2.5. Data processing and statistical analysis

SAS (version 9.2) [47] was used for analysis of variance (ANOVA). Proc GLM (general linear model) procedure was applied with option of Fisher’s LSD (least significant difference) method for mean separation at P = 0.05.

Results

3.1. Interaction of imidacloprid with fungicide, herbicide, and other insecticides

After feeding on pesticide-containing sugar solution for one and two weeks, natural mortality in control was zero. Imidacloprid (Advise at 4.3 mg/L) had 22.6% and 36.3% bee mortality, respectively (Fig 1A and 1B), significantly higher than that of water-only control (P<0.05). Treatments with Bracket (acephate), Karate (λ-cyhalothrin), Vydate (oxamyl), Domark (tetraconazole), and Roundup (glyphosate) alone had less than 14% mortality (1.3–13.3%), statistically similar to that of control (P>0.05). The binary mixtures of Advise (imidacloprid) with these five pesticides produced 32–47% bee mortality, but none of those were significantly higher than Advise only (Fig 1B). After one and two weeks, Transform (sulfoxaflor) alone had 71% and 88% bee mortality, respectively, significantly higher than that of Advise only and the mixtures of Advise with Transform. The mortality test on Advise and Transform was repeated and similar results were obtained. Advise only, transform only, and the mixture of the two insecticides incurred 41%, 79%, and 51% bee mortality, respectively. The mixture of Advise together with all other six pesticides generated 53% bee mortality which was numerically greater than most individual pesticide and mixtures with Advise, except Transform (Fig 1).

Fig 1

Additive/Synergistic feeding toxicity of Advise (imidacloprid) only and mixtures with six representative pesticides at residue levels (Advise at 4.3 mg/L; Bracket97 [acephate] at 0.168 mg/L; Karate [λ-cyhalothrin] at 7.3 mg/L; Vydate [oxamyl] at 0.179 mg/L; Domark [tetraconazole] at 0.084 mg/L; Roundup [glyphosate] at 35 mg/L; Transform [sulfoxaflor] at 6 mg/L).

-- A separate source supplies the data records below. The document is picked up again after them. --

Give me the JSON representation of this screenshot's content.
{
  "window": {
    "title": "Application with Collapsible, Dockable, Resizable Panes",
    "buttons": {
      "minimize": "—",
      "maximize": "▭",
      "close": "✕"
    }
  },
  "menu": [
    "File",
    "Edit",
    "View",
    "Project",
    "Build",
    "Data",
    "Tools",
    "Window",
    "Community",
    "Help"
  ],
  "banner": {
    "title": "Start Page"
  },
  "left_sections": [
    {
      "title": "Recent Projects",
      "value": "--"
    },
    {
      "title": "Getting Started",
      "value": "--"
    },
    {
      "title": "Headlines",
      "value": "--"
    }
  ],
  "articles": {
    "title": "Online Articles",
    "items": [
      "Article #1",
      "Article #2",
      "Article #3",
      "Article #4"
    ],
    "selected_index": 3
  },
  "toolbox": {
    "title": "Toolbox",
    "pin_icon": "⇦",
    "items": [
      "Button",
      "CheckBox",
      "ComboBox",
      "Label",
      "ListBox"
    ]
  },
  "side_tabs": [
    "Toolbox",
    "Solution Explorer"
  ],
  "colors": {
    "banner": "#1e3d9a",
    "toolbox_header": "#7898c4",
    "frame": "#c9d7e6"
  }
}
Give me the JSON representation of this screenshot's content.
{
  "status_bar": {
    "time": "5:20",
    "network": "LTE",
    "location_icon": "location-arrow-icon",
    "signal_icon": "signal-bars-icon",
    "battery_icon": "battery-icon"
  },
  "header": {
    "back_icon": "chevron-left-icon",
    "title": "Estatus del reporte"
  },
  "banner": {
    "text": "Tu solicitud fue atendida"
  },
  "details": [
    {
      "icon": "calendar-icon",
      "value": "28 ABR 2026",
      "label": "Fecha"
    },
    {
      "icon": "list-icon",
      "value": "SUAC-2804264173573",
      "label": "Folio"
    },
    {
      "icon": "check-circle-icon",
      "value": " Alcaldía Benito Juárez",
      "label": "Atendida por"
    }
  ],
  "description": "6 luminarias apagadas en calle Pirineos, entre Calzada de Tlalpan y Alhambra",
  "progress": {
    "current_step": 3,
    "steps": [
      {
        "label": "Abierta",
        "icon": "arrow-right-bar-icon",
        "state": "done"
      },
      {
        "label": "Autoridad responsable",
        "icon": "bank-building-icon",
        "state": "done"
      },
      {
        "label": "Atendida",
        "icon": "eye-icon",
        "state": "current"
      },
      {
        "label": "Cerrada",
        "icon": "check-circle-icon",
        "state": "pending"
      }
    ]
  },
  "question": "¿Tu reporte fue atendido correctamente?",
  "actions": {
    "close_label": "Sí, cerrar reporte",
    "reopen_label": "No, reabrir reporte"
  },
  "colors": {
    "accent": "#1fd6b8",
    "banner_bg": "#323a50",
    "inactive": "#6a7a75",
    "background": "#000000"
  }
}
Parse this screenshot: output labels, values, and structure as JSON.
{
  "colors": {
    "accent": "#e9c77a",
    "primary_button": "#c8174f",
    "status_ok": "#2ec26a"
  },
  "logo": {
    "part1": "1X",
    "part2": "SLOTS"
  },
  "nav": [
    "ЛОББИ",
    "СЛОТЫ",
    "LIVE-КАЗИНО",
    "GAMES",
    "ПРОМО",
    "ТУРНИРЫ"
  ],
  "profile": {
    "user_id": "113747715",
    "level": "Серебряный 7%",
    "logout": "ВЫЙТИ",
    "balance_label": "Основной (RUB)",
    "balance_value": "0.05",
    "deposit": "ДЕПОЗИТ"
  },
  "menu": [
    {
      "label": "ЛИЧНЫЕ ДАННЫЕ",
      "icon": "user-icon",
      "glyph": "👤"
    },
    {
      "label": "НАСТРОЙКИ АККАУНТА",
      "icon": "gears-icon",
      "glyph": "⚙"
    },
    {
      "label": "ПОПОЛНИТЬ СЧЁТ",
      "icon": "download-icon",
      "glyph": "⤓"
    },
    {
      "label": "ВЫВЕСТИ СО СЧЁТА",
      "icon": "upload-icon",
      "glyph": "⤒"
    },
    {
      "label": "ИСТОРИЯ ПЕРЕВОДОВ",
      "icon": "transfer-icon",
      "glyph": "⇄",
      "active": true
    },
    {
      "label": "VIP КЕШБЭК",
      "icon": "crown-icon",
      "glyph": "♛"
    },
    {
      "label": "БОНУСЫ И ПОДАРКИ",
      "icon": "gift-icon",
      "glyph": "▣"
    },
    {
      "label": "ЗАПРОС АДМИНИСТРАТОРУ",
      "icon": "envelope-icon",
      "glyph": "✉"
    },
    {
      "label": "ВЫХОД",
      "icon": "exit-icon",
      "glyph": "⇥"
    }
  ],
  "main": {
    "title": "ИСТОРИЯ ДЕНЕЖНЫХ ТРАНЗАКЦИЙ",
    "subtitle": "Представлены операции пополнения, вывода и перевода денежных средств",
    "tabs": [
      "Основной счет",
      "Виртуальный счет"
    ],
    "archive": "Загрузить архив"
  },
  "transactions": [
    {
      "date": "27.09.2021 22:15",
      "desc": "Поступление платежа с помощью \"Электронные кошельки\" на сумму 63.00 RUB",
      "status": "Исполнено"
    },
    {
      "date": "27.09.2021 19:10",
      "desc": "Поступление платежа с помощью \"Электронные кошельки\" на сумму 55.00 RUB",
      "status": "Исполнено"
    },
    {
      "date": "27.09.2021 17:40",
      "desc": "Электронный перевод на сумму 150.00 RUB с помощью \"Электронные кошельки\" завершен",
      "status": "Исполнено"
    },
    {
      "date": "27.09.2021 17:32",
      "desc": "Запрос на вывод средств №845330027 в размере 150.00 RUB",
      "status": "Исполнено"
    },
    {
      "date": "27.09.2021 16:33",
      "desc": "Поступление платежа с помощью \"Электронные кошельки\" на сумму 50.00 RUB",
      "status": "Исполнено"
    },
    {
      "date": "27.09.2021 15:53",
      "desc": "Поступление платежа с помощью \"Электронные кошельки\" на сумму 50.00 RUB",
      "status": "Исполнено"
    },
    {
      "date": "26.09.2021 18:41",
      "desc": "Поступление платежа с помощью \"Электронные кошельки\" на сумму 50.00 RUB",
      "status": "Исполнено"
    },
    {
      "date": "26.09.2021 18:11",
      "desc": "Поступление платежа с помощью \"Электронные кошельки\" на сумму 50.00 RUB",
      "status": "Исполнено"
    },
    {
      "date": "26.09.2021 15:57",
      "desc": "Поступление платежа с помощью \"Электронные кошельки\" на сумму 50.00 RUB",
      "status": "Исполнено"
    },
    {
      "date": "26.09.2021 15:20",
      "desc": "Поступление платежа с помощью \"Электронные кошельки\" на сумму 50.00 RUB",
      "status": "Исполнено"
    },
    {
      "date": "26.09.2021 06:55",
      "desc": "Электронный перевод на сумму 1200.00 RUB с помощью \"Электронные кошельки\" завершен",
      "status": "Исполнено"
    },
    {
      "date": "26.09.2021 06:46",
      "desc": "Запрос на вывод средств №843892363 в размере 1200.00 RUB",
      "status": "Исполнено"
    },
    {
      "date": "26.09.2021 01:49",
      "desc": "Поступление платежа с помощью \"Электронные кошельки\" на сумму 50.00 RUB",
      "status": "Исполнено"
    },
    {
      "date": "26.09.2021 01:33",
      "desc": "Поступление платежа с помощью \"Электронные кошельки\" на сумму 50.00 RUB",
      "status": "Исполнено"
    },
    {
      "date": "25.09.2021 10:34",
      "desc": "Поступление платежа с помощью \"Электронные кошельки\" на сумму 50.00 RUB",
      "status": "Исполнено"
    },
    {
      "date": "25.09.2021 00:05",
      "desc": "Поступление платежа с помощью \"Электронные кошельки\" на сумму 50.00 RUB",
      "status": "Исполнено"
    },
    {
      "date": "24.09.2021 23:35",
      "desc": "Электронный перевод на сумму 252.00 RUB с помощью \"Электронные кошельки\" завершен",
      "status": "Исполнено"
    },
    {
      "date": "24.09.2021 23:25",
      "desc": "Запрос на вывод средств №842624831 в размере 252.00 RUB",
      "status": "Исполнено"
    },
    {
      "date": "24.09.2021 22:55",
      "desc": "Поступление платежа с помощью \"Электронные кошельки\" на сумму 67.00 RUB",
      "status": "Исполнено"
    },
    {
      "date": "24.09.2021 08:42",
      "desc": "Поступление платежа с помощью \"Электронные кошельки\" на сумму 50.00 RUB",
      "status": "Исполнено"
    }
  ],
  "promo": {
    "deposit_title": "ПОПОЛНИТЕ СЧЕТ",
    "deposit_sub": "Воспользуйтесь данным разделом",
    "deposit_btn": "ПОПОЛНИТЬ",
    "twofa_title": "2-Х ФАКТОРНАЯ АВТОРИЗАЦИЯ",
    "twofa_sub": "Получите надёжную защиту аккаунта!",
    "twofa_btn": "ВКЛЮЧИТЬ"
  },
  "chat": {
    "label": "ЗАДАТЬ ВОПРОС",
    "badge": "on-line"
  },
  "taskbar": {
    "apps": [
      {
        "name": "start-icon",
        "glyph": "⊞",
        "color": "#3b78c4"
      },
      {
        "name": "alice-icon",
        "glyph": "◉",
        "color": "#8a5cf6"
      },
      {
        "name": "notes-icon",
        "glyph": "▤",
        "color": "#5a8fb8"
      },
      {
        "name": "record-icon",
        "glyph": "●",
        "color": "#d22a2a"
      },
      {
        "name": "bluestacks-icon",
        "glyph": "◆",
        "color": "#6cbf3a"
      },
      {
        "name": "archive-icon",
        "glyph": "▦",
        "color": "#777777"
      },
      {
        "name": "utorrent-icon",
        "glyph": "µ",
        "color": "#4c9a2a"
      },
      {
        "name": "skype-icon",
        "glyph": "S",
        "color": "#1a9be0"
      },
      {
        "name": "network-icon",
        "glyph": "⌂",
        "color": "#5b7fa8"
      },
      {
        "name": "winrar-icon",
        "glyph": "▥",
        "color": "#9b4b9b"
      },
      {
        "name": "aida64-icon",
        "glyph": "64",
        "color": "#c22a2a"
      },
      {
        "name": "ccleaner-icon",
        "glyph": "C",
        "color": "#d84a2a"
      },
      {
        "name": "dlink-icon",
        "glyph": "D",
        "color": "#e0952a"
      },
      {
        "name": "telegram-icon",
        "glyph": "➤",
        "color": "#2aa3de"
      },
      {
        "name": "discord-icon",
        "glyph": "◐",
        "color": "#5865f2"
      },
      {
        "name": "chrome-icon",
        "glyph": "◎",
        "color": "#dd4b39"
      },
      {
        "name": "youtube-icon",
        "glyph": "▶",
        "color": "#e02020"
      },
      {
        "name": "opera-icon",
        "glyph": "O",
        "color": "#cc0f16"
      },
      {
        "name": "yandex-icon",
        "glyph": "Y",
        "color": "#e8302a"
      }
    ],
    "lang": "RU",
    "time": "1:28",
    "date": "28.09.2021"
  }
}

Within mixture group, the mean bars with same letters at the top of error bars indicate no significant difference, and the mortality data from Advise only was reused in each group for in-group comparison and statistics. A: Mortality after one week of feeding on pesticide-containing sugar solution; B: Mortality after two weeks of feeding on pesticide-containing sugar solution (freshly prepared each week).

3.2. Influence of imidacloprid on honey bee feeding and body weight

Individual and binary mixtures of Advise (imidacloprid) with the other pesticides were assessed for their impact on honey bee feeding. Results (Fig 2) showed that bees fed Vydate (oxamyl)-only (0.1789/0.1569 mL/bee/week), Roundup (glyphosate)-only (0.1949/0.1629 mL/bee/week), and Transform (sulfoxaflor)-only (0.1758/0.1734 mL/bee/week) consumed similar volume of pesticide-containing sugar solution as control (0.1817/0.1722 mL/bee/week) during the first week and second weeks. Treatments with Bracket (acephate)-only (0.1682/0.1367 mL/bee/week), Karate (λ-cyhalothrin)-only (0.1629/0.0.1495 mL/bee/week), and Domark (tetraconazole)-only (0.1643/0.1593 mL/bee/week) had certain reduction of sugar solution feeding. However, bees fed 43% and 56% less Advise-containing solution at 4.3 mg/L than the bees fed with sugar-solution-only control in week 1 and week 2, respectively. Moreover, all Advise-containing mixtures reduced sugar feeding to the levels similar or significantly lower than Advise only, especially the mixture of all seven pesticides (0.0792/0.0285 mL/bee/week) (Fig 2A and 2B).

Fig 2

Influence of pesticide treatment on honey bee feeding with Advise (imidacloprid) only and mixtures with six representative pesticides at residue levels (Advise [imidacloprid] at 4.3 mg/L; Bracket97 [acephate] at 0.168 mg/L; Karate [λ-cyhalothrin] at 7.3 mg/L; Vydate [oxamyl] at 0.179 mg/L; Domark [tetraconazole] at 0.084 mg/L; Roundup [glyphosate] at 35 mg/L; Transform [sulfoxaflor] at 6 mg/L).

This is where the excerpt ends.